Chapter 1
The Fragile WifeMiyoung’s POV
It was the end of autumn. The weather seemed a bit cold but I loved it. I thought that autumn was matched with me the most, beside the other seasons. It was just like me, gloomy and mysterious. I wanted to match myself to winter because it was colder but in winter there were many carnival, party, and event that people celebrate. It didn’t match at me at all. I better waste my day alone at home rather than walking in the crowded place. Crowd, noise, and socialization never get along with me well.
I was going to say goodbye to my favorite season. Usually I will feel sad but at the moment I thanked to God that I was glad winter would coming. In the end of winter, I will be graduated. The time I yearned the most these days. I really wanted to graduate as soon as possible. Even I really wanted not to go to school anymore but my parent surely never allowed me. I wanted to start a new life after high school, even though I still didn’t know what I will do after.

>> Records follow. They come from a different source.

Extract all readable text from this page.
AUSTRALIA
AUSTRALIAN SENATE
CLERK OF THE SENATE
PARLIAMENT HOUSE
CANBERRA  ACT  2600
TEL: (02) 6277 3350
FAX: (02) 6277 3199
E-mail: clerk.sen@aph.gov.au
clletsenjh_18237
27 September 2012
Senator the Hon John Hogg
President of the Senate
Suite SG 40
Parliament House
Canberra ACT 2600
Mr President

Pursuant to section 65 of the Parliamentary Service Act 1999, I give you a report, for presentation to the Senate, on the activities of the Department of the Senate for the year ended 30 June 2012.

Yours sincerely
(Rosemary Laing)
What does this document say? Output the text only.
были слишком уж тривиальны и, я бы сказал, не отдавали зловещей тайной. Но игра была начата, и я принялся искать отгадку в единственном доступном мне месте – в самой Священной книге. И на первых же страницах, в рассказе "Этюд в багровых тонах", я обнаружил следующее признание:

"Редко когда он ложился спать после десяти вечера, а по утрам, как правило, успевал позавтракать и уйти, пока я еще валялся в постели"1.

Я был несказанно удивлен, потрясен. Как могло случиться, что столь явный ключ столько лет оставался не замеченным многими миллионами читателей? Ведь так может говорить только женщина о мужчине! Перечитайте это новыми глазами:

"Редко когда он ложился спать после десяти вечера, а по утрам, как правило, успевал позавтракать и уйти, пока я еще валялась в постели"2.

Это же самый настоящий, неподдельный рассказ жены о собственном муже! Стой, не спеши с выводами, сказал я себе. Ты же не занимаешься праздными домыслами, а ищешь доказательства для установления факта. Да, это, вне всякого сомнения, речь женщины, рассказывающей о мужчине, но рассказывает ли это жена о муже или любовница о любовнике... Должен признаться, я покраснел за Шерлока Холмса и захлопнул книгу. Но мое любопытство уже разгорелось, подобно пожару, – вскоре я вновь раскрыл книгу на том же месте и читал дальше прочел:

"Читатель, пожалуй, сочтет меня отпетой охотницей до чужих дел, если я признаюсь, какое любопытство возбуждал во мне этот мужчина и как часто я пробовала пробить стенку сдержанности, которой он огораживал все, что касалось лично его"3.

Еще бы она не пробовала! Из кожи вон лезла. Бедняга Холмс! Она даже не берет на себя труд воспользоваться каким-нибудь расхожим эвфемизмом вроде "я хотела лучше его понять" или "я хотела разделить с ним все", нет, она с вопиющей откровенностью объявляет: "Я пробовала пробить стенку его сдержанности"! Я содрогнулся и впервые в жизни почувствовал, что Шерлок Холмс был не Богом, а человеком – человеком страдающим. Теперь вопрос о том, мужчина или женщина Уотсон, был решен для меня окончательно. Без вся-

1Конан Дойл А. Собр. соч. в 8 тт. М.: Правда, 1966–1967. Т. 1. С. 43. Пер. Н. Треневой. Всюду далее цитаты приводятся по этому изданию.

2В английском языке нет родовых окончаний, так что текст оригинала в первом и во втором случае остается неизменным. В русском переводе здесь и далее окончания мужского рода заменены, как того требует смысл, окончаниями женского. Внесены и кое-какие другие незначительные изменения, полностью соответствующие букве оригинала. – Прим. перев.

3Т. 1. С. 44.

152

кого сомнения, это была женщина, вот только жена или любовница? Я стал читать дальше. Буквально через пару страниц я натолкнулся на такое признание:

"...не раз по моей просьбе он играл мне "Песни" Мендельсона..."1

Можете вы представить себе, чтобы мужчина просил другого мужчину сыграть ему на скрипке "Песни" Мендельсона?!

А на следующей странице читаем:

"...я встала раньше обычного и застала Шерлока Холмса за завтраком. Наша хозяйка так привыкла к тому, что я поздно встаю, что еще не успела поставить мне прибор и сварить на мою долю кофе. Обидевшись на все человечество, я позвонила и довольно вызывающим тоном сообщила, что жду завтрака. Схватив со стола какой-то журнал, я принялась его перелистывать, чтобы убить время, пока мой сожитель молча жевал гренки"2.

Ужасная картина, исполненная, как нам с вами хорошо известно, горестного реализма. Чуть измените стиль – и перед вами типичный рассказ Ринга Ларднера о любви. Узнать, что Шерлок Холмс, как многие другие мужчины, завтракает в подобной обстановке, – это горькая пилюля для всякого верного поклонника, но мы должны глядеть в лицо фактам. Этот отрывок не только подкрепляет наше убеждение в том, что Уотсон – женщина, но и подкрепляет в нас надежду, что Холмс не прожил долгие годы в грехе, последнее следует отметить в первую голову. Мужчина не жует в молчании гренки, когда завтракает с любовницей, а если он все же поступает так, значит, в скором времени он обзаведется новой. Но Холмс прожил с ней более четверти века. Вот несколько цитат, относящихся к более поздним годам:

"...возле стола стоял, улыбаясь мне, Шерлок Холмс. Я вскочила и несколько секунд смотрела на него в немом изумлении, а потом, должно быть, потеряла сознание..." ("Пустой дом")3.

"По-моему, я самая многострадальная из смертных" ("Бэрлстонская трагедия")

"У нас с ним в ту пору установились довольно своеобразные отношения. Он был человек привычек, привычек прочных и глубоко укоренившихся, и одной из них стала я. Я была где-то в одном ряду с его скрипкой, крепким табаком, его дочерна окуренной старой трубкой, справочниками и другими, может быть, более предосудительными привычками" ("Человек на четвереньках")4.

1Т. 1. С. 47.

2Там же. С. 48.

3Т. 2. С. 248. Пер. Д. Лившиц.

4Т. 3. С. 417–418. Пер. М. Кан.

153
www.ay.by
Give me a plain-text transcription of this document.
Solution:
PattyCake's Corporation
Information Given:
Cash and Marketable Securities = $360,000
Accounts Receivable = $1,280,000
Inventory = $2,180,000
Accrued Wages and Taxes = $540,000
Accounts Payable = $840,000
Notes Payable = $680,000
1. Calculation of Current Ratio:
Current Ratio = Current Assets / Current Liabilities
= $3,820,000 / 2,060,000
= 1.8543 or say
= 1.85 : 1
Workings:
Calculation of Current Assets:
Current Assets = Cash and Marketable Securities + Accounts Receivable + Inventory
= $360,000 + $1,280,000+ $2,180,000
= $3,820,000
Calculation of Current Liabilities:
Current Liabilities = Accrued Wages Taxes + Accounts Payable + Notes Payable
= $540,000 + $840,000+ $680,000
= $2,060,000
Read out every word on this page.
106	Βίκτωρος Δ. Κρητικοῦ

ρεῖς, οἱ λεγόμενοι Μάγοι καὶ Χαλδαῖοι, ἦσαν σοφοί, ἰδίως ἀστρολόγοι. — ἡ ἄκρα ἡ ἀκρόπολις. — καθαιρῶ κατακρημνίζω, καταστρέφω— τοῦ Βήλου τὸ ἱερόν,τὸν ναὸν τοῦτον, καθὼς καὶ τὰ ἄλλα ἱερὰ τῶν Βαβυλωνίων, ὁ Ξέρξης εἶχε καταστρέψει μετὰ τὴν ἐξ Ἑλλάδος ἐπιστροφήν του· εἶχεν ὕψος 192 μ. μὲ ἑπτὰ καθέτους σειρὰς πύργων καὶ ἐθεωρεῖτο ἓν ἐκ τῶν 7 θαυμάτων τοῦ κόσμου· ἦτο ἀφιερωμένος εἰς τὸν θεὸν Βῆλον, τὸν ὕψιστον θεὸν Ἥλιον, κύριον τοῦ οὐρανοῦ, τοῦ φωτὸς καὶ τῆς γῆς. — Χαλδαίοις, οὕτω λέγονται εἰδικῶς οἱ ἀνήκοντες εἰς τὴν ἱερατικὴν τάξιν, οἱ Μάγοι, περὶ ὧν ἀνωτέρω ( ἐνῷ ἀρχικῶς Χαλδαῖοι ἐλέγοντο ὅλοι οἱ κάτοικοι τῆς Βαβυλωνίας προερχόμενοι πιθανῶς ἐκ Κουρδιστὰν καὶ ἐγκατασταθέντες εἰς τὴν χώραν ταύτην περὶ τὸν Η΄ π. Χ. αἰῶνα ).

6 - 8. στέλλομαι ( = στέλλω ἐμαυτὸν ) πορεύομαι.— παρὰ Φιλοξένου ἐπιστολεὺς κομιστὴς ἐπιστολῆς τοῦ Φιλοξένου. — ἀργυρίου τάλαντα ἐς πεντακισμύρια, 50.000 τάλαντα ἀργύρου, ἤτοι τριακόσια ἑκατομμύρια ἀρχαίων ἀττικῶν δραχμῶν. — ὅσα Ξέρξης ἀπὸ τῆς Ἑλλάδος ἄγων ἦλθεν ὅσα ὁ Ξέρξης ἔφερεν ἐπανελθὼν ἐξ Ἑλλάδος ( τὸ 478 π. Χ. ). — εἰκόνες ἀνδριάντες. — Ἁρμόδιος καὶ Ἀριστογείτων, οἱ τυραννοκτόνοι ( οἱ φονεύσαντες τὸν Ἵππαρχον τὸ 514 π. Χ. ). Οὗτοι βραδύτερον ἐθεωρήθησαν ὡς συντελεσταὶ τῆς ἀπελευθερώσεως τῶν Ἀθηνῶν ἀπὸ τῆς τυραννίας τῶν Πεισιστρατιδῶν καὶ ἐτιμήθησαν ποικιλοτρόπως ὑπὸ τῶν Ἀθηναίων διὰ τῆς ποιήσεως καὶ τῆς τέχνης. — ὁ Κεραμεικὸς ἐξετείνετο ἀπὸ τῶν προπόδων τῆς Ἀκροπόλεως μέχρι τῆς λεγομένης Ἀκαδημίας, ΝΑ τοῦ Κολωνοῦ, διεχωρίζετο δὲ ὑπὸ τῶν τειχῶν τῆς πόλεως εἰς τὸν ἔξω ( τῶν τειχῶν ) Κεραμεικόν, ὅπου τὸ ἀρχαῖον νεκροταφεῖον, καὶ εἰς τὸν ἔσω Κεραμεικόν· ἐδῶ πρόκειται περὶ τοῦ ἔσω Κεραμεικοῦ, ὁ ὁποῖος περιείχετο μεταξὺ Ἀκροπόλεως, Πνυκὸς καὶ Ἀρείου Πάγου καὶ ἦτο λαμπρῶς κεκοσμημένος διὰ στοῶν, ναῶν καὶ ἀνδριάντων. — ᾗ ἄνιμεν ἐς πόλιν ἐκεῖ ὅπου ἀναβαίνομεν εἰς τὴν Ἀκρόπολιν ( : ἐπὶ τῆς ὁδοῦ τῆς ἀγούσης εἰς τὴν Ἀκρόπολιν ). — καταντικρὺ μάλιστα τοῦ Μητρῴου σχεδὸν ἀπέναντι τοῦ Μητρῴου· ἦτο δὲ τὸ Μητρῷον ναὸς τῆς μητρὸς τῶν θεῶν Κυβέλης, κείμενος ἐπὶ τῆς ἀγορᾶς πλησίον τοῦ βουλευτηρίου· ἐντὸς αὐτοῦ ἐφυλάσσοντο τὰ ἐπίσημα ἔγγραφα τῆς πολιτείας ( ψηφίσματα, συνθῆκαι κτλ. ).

I walked pass the school parking lot and unfortunately I saw thing I always pray to be missed. The boy once I loved was acting all lovey dovey with that cheerleading hot babe. I didn’t count how many times he changes his girlfriend or maybe they weren’t his girlfriend, for me they seemed more like a toy to him. I quickly skipped to school gate, reaching the bus stop as soon as possible. I felt tears b in my eyes. Oh God….not again not again. I swore to myself not to cry over him again but there I was, crying like an idiot in bus seat. I didn’t know why he still affecting me so much. Even though I knew he never looked at me again, or maybe he didn’t know if I still exist in this world. The thoughts made the sweet memories with him coming back to me, so did the worst memory. Suddenly I had an urge to puke. I felt blood drained out from my face due to the mixed feeling inside me.